Cary Presant, MD, Oncology, Hematology/Oncology, 06:15PM Sep 9, 2013
Fatigue is the most common problem about which cancer patients complain. Therefore, it is important for us to consider anything that can alert us to which patients might be at greater risk of development of fatigue, and take time to discuss fatigue with them.
An interesting article by J. Bower and co-authors (J. Clinical Oncology 2013; 31:1656) discussed possible genetic correlations with fatigue. In over 170 early stage breast cancer patients, blood genotyping showed that polymorphisms in three genes related to cytokine expression were associated with fatigue (ILB-511C > T, IL6-174G > C and TNF-308G > A.) The patients who had a higher number of genes associated with increased production of cytokines developed greater degrees of fatigue (P=0.002). These genes were also associated with higher likelihood depression and more frequent occurrence of memory problems.

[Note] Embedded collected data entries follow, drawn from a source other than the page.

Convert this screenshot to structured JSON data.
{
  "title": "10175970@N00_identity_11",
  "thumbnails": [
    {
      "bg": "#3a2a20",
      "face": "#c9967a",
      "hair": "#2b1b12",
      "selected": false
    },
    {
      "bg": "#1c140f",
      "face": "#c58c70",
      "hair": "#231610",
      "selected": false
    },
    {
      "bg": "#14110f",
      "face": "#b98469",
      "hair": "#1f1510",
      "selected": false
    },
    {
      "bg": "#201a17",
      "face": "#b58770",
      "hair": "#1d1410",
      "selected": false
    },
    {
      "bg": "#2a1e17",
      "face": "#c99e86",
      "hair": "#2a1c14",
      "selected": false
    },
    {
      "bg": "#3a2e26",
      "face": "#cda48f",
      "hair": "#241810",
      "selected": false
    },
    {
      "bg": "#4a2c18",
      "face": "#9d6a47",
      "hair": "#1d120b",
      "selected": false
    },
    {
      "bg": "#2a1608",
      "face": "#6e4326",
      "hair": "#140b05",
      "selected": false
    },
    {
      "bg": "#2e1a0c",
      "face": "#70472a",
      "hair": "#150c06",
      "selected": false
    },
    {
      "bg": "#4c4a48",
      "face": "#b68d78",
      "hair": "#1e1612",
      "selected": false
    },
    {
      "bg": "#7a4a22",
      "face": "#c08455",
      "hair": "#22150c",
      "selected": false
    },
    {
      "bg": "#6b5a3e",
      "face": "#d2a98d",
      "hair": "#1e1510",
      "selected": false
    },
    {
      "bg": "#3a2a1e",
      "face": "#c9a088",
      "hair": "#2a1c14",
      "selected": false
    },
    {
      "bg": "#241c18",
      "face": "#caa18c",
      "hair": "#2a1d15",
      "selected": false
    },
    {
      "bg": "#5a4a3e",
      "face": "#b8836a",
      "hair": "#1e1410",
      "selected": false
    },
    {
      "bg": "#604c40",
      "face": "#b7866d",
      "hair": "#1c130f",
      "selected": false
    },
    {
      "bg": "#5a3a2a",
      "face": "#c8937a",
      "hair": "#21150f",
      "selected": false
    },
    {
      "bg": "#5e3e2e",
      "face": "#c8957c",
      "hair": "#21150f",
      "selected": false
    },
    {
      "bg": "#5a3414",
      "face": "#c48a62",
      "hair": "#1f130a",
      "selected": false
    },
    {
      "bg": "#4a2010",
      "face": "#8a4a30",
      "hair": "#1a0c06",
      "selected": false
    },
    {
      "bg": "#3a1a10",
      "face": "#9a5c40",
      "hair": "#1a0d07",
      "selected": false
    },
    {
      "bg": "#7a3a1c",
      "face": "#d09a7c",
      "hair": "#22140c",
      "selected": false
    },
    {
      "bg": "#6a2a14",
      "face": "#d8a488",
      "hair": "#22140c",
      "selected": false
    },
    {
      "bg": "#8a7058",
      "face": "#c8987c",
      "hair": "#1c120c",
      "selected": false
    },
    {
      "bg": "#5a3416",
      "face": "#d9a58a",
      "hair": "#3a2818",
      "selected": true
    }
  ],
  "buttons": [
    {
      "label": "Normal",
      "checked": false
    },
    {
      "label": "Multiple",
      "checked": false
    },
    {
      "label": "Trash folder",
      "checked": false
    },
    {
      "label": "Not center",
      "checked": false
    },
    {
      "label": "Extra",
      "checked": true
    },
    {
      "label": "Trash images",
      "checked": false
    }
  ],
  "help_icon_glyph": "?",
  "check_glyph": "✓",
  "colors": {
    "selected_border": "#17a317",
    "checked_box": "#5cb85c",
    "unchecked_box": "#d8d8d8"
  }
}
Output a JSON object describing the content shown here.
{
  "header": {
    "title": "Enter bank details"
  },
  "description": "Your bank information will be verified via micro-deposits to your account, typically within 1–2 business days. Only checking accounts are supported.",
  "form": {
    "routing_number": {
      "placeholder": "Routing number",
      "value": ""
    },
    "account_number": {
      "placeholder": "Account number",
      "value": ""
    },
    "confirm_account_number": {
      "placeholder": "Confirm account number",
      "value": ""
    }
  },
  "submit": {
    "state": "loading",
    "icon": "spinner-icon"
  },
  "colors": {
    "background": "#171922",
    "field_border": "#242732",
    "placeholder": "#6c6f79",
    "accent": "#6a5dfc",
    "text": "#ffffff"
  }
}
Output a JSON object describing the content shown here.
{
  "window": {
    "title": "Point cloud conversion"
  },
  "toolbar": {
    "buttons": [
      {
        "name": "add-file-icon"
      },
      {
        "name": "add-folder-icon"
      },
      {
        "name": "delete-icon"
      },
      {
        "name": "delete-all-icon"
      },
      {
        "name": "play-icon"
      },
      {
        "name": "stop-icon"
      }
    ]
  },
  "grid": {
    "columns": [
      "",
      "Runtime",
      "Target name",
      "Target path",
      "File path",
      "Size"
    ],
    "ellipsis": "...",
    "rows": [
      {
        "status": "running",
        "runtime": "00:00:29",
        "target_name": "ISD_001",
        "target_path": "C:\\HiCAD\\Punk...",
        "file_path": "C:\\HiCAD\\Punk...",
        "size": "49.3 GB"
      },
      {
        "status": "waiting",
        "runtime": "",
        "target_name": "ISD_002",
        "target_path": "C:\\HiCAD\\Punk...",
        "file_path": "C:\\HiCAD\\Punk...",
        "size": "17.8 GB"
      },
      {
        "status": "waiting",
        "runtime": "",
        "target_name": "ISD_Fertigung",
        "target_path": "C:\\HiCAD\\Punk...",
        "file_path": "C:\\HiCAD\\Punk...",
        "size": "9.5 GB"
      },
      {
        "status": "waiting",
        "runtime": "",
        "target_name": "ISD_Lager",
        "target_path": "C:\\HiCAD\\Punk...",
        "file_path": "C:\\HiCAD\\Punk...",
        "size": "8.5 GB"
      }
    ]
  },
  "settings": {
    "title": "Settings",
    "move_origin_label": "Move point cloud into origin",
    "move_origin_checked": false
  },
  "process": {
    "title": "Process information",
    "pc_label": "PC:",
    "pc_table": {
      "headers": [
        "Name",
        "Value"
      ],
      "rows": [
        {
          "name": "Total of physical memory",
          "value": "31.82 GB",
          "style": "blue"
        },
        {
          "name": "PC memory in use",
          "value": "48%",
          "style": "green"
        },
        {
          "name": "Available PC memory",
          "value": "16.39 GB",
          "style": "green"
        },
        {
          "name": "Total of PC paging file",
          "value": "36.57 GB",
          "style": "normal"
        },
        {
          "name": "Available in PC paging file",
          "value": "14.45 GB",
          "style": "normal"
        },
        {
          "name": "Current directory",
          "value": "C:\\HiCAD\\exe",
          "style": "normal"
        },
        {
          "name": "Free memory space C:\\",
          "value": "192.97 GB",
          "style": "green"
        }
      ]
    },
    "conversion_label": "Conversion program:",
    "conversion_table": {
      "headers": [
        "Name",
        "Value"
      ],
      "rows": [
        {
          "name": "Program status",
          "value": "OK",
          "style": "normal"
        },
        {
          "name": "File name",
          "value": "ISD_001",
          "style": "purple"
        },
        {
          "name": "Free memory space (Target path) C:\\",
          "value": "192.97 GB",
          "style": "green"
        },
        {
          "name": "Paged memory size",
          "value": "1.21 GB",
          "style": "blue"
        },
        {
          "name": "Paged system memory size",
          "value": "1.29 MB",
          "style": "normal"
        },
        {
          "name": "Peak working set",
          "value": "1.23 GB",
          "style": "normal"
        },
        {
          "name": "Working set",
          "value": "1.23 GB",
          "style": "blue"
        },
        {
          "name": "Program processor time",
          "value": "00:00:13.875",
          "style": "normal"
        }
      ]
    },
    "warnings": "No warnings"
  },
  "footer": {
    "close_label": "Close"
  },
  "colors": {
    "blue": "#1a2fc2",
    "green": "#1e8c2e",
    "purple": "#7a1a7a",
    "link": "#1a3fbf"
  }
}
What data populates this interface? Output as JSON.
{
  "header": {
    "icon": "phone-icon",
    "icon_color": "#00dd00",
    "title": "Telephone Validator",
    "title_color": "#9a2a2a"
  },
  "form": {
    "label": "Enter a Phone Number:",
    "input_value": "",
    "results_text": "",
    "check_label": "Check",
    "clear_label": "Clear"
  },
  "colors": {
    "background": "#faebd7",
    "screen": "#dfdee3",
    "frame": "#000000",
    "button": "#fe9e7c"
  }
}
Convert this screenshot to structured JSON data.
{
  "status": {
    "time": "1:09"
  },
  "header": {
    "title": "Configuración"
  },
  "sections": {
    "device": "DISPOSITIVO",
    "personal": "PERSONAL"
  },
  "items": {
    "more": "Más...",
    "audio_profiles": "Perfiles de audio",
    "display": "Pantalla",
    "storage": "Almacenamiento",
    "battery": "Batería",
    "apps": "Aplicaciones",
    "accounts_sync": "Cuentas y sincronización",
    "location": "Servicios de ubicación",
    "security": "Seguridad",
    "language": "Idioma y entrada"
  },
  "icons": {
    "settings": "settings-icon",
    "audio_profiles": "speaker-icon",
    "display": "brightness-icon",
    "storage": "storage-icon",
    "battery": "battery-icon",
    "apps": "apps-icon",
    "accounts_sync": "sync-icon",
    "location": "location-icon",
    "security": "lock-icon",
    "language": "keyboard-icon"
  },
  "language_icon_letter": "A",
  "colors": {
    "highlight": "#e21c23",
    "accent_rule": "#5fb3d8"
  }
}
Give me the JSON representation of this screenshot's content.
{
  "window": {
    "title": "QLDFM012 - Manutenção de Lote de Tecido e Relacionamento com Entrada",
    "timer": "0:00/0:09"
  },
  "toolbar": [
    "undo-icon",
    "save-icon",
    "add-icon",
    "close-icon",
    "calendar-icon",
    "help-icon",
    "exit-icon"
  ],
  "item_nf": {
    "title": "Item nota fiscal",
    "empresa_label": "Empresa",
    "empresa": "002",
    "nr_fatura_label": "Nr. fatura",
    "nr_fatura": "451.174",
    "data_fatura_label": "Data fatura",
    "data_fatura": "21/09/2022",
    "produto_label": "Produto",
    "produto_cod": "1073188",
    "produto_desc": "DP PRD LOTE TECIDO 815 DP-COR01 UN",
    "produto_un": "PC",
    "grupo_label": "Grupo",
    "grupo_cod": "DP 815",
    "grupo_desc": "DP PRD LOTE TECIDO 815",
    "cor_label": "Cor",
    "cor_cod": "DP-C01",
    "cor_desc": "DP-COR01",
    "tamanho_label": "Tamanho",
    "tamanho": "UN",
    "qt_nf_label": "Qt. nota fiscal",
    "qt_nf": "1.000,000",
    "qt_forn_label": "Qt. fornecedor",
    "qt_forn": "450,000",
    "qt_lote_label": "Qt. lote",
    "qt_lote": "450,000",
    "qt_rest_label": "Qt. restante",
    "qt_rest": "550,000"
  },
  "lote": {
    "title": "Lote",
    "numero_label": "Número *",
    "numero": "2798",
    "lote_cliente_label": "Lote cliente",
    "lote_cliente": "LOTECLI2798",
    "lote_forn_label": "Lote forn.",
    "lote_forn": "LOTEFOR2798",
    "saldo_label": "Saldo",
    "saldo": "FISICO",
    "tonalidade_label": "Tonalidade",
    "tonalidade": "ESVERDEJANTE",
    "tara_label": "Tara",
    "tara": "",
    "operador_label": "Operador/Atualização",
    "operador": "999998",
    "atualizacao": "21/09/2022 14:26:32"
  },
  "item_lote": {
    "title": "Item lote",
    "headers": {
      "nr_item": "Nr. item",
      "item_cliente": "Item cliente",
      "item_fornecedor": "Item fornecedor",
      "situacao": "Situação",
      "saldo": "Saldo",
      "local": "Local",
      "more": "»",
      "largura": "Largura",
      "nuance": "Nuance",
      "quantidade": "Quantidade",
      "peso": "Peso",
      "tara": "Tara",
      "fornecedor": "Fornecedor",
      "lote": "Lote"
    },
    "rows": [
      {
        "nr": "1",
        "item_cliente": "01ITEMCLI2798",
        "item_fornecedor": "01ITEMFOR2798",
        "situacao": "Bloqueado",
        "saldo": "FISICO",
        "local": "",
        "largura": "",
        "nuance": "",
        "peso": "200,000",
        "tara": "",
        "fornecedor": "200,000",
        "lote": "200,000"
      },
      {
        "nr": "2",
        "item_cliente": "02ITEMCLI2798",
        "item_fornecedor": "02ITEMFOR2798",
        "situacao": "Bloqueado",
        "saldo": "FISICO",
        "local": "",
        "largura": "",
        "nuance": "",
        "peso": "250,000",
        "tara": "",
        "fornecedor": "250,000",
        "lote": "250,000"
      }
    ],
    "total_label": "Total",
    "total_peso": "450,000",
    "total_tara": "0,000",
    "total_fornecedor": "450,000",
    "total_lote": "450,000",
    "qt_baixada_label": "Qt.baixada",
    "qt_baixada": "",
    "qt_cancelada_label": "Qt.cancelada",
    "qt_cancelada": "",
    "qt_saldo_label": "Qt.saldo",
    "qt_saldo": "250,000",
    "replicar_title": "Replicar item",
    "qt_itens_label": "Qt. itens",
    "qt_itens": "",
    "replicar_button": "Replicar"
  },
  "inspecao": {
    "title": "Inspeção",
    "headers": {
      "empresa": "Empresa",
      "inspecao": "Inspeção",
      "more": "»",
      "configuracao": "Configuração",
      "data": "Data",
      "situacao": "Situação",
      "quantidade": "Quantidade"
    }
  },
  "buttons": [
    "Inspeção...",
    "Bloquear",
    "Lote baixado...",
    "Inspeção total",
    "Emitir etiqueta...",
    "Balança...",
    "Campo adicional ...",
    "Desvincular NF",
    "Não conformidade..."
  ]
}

This information is of considerable interest. Hypothetically, it suggests that taking steps to reduce inflammation in patients who are having inflammatory disease or pain that can be treated with anti-inflammatory agents might be associated with better control of fatigue. It suggests ways in which anti-inflammatory interventions may be studied in future trials.
Although it is speculative, making certain that prompt treatment of fatigue includes advising primary care physicians to continue taking care of inflammatory diseases which may also be present might help with control of this challenging symptom.